Hard Candy - Andrew Vachss [5]
I used to dream about her coming back.
I don't have any more dreams.
He didn't ask me today. The waiter brought him a bowl of fried rice and a pitcher of ice water. I watched him eat, smoking another cigarette. I wasn't hungry.
The waiter took the rice bowl away. I got up to split. To go nowhere. Max pushed his hand toward the tabletop, like there was a delicate bubble of air he was holding to the surface. Stay for a minute.
I sat back in the booth. He pointed to the empty place next to me.
Floated his hands before me into a kung fu dragon–master opening. I nodded my head. Yeah, a karate–fighter. So?
He pointed a finger to himself—weaved his own hands in an answering gesture.
I nodded again. The man wanted Max. Wanted to challenge him to a duel.
He pointed at me again, made a gesture of dismissal. He flipped a chopstick between his fingers—snapped it like a dry twig. Right again. I'm no karateka—no match for a master.
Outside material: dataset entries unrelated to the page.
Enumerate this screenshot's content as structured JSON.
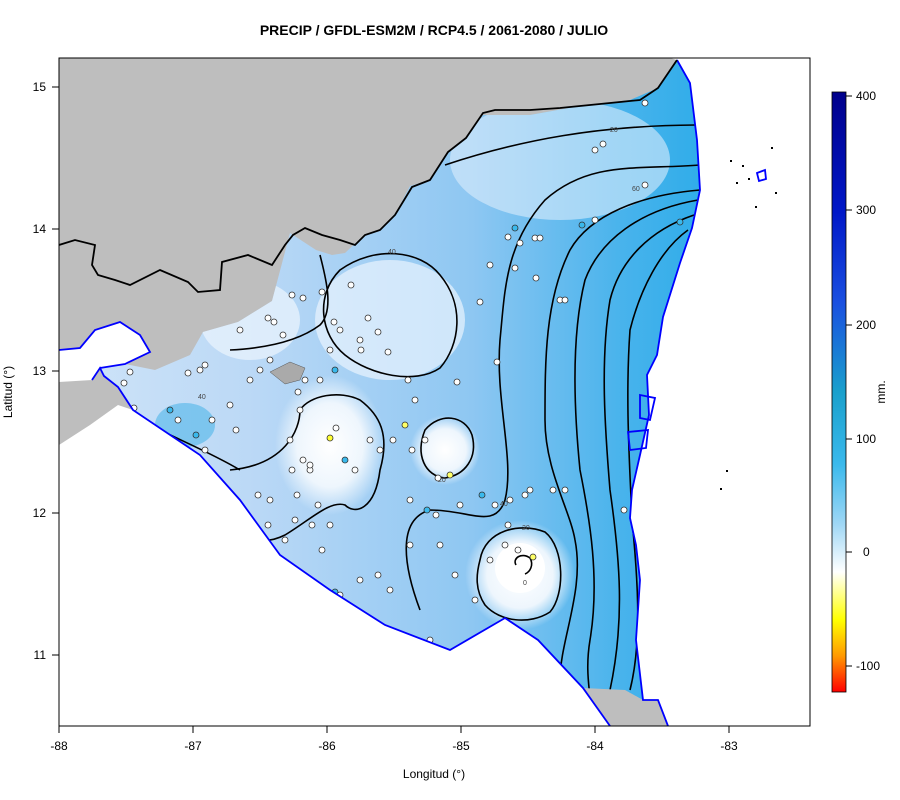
{
  "title": "PRECIP / GFDL-ESM2M / RCP4.5 / 2061-2080 / JULIO",
  "axes": {
    "xlabel": "Longitud (°)",
    "ylabel": "Latitud (°)",
    "x_ticks": [
      "-88",
      "-87",
      "-86",
      "-85",
      "-84",
      "-83"
    ],
    "y_ticks": [
      "11",
      "12",
      "13",
      "14",
      "15"
    ]
  },
  "colorbar": {
    "label": "mm.",
    "ticks": [
      "400",
      "300",
      "200",
      "100",
      "0",
      "-100"
    ]
  },
  "contour_labels": [
    "20",
    "40",
    "60",
    "0"
  ],
  "colors": {
    "land_outside": "#bebebe",
    "sea": "#ffffff",
    "coast": "#0000ff",
    "border": "#000000",
    "contour": "#000000"
  },
  "chart_data": {
    "type": "heatmap",
    "title": "PRECIP / GFDL-ESM2M / RCP4.5 / 2061-2080 / JULIO",
    "xlabel": "Longitud (°)",
    "ylabel": "Latitud (°)",
    "xlim": [
      -88,
      -82.4
    ],
    "ylim": [
      10.5,
      15.2
    ],
    "color_scale_range": [
      -120,
      400
    ],
    "contour_levels": [
      0,
      20,
      40,
      60,
      80,
      100
    ]
  }
}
Max took a sip of water, his eyes pinning me. He waved his hands again, another challenge. Shook his head no. Held up his hand like a traffic cop. Shrugged his shoulders. No big deal. Max the Silent didn't fight for fun. He'd just walk away. It wasn't an ego thing.
He spread his hands in the "why?" gesture again.
It didn't matter anymore.
I jerked a thumb to my right, indicating the challenger. I pointed at Max, put my hands on the table in front of him, two fingers down from each fist. Men walking. I had them approach each other. Stop. One finger pawing the air before the other. Turned one hand and had the fingers walk away. Felt his eyes on my hands. I pulled one hand off the table, flattened it into a wall, slammed it down in front of the two fingers walking away. No. You can't walk away. His eyes lifted to meet mine. I took the hand that had been a wall and brought it to my chest. Made the sign of rocking a baby. Pointed to him. Your baby. I lifted one hand gently to where the baby's head would have been, watching my brother's face. Held his eyes as I slashed a finger across the child's throat. The karateka's ante in the death–game. Somebody dies. "I can always make a man fight," the maniac told me.
Max locked my eyes, making it not true in his mind. But he knew. I heard a sharp crack. The water glass popped in his hand. Blood flowed across the knuckles.
My brother bowed slowly to me. And then he was gone.
I lit another cigarette. Mama came back to the booth. A waiter made the blood disappear.
"You tell him, yes?"
I didn't answer her. She left me alone.
8
WEEKS WENT by like that. Slow, gray time. Like being inside. I stayed where I was, not even waiting. McGowan's partner took his shot too. Morales, a thickset Puerto Rican. He got right to it, bracing me in the basement poolroom. I was pushing the balls around the green felt by myself when he walked in. Took a seat and watched me for a while, not saying anything. The stick artists ignored him—the salesmen moved away from our area. There's rooms upstairs you can rent by the hour.
He tilted his hat back, small dark eyes like bullet holes in his head. Watching.
I stroked the bright orange five ball into the corner pocket. The cue ball reversed itself on the short rail and slapped into a cluster of balls, scattering them.
"Nice shot," Morales said.
I chalked my cue. Nudged the four ball into the same pocket.
"You're a good shooter, I hear."
I tapped the thirteen, sliding it toward the opposite corner. Chalked my cue again.
"Funny game, pool," he said. "You shoot a ball, you do it right, and it just disappears right off the table."
I banked the ten ball into the side pocket.
He got up, poked through the racks of standing cues, found one that suited him.
"Let's you and me play a game," he said, sweeping the loose balls together into the triangular rack. Nine balls.